Dr. Givings even has a male patient—“Hysteria is very rare in a man. But then again, he’s an artist,” Dr. Givings tells his sturdy assistant, Annie—Leo Irving (Cody Nickell), who serves both as a tormented, ardent foil to Dr. Givings and a momentary love interest for the doctor’s wife. And as Mrs. Givings sees more and more transformation emerging from her husband’s office, she grows only more frustrated with the confines of her respectable and tedious life, while deeply troubled by the fact that she can’t produce enough milk to feed her baby and has to hire a wet nurse to take her place.

Ruhl, who explored religion and power in Passion Play and mortality in Dead Man’s Cell Phone, was nominated for a Pulitzer Prize and a Tony Award for In the Next Room, and rightly so—her meditations on sexual mores and societal oppression have a light enough touch to be thoughtful and raucously funny.
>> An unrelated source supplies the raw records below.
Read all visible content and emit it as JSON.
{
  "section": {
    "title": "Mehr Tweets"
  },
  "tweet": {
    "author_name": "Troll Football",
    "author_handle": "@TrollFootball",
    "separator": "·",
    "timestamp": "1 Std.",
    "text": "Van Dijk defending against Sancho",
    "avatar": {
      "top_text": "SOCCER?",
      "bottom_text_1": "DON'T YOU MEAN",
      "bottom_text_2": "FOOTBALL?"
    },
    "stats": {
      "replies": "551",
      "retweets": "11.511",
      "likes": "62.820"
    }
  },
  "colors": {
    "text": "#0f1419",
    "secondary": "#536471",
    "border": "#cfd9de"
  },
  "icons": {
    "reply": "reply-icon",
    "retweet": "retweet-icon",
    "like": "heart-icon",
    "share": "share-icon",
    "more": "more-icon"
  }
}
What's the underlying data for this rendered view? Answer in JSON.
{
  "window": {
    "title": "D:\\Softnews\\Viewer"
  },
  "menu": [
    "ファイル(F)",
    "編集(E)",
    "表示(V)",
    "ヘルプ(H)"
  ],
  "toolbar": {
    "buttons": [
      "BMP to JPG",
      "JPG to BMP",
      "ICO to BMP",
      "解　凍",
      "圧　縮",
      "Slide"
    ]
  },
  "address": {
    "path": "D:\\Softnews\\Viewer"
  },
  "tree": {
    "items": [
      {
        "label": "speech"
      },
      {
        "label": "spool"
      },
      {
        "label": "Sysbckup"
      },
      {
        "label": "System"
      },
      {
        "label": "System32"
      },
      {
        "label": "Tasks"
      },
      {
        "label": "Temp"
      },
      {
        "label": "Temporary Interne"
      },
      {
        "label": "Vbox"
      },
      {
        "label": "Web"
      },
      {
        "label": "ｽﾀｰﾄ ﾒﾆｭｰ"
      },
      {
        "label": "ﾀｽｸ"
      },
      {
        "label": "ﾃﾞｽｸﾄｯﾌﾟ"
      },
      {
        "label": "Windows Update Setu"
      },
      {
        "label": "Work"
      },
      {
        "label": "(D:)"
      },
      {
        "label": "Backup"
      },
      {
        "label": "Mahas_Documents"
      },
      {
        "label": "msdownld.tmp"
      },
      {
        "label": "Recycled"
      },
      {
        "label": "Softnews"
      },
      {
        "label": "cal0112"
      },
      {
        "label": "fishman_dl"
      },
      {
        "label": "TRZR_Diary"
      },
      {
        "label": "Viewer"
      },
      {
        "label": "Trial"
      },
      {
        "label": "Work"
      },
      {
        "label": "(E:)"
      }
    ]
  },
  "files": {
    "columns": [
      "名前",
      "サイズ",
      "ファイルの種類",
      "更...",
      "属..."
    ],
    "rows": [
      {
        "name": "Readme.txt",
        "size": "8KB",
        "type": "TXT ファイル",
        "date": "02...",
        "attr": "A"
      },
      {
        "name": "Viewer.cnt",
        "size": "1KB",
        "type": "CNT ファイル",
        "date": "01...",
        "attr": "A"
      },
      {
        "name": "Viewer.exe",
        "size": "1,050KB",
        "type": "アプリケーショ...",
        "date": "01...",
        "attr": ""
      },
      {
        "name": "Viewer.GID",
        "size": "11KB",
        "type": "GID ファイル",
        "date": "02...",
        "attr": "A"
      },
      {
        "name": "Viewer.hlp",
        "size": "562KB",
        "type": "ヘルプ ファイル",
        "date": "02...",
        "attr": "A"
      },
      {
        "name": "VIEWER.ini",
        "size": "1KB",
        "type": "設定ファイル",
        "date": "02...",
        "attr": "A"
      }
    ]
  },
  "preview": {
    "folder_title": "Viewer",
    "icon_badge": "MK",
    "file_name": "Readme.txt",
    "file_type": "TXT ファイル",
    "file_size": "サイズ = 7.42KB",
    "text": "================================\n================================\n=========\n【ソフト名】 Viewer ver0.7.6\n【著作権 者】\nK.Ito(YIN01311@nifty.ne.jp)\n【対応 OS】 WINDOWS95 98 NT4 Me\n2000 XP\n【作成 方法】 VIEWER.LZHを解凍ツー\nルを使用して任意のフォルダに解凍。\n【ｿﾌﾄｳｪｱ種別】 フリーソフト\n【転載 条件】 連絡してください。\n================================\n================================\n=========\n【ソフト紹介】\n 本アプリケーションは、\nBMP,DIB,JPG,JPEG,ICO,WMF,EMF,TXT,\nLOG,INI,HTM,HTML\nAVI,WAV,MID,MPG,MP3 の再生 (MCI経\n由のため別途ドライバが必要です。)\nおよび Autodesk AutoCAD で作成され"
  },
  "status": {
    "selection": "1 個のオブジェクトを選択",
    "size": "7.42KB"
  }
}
But her forte within this play seems to be making us wonder how human beings managed to survive so long while being so unbelievably clueless. Only the Victorians could separate a “paroxysm” from sex and study it purely as a clinical phenomenon. Only a man could wonder why his wife is distressed by the fact that another woman (Elizabeth, played gracefully by Jessica Frances Dukes) is better able to take care of their child than she is.

And only a woman (Elizabeth again) could point out gently to two housewives that the new feelings they’re encountering are possibly something they could get from their husbands, not simply a newfangled electrical device—and have the response be snorts of laughter. In the Next Room may have vibrators as a plot device, but the truths the devices set in motion are far from frivolous.